A number of state officials from North Dakota, South Carolina and Alabama publicly praised an unprecedented collaboration between Google and Apple that will help them produce a contact-tracing app automatically notifying people whether they have spent time near someone who tested positive for COVID-19.
These US states and some countries have already signalled that they will be willing to use the app, while France, Norway and India have remained sceptical regarding the initiative, giving preference to a more centralised approach, that allows the storing up and uploading of data via Bluetooth to a remote server, thus allegedly making it easier for health authorities to contain the virus.
So far, the UK’s NHS has been developing a contact tracing app built exactly using this approach, despite breach of privacy concerns and the possibility that this data will b overshared with the government. According to some reports, Britain is now also eyeing the integration of an Apple-Google API model to their app, but some fear that even a decentralised approach propelled by these two giants may not be as safe as initially suggested.
“It is possible this technology may be abused to collect more information other than data related to the virus,” says Fow Chee Kang, associate director and cyber security managing consultant at LGMS. “Although the statement released by the tech giants highlights the features of protecting user privacy and security, nevertheless, there are still possibilities of using such technology in conjunction with existing data that is already in the mobile device to profile the user.”
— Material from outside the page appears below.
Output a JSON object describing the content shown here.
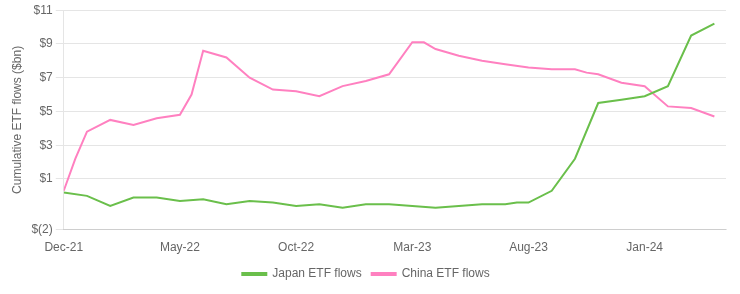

The companies have indeed stated that the version of their COVID-tracing app would protect its users with the help of encryption, and lack a centralised database, with the process being carried out only through the phones themselves, which would prevent the unnecessary storage of private information. However, following several scandals involving Google over potential breaches of privacy, the company has openly stated its cooperation with the White House “may negatively impact the trust of users” toward Apple as well, says Kang.
“It is certain that there will be data being shared to the government about its user, hence, it may affect the trust of Apple customers in this sense,” the expert notes.
According to Matthew Hickey, cyber security expert and co-founder of Hacker House, contact tracing applications as such “have been disputed by many as an unnecessary invasion of privacy,” as he argues that even the creators of NHS’s app “have expressly stated that they wish to retain the collected data after the pandemic ends for future study”.
“This opens up the prospect that this data could also be abused in the future and will make it easier for similar track and trace programs to be implemented by governments around the world,” Hickey argues. “It is my opinion that we should not sacrifice our personal privacy and liberty for a small amount of security from a Virus threat.”
There still might be an option for those users who are “concerned about the privacy and security of any information collected from smartphone tracing apps”, says associate professor at the School of Engineering at RMIT Mark A Gregory, which is “to factory reset their phones after the pandemic.” He does not specify, however, how to go about information that has already been collected by Google and Apple about its users.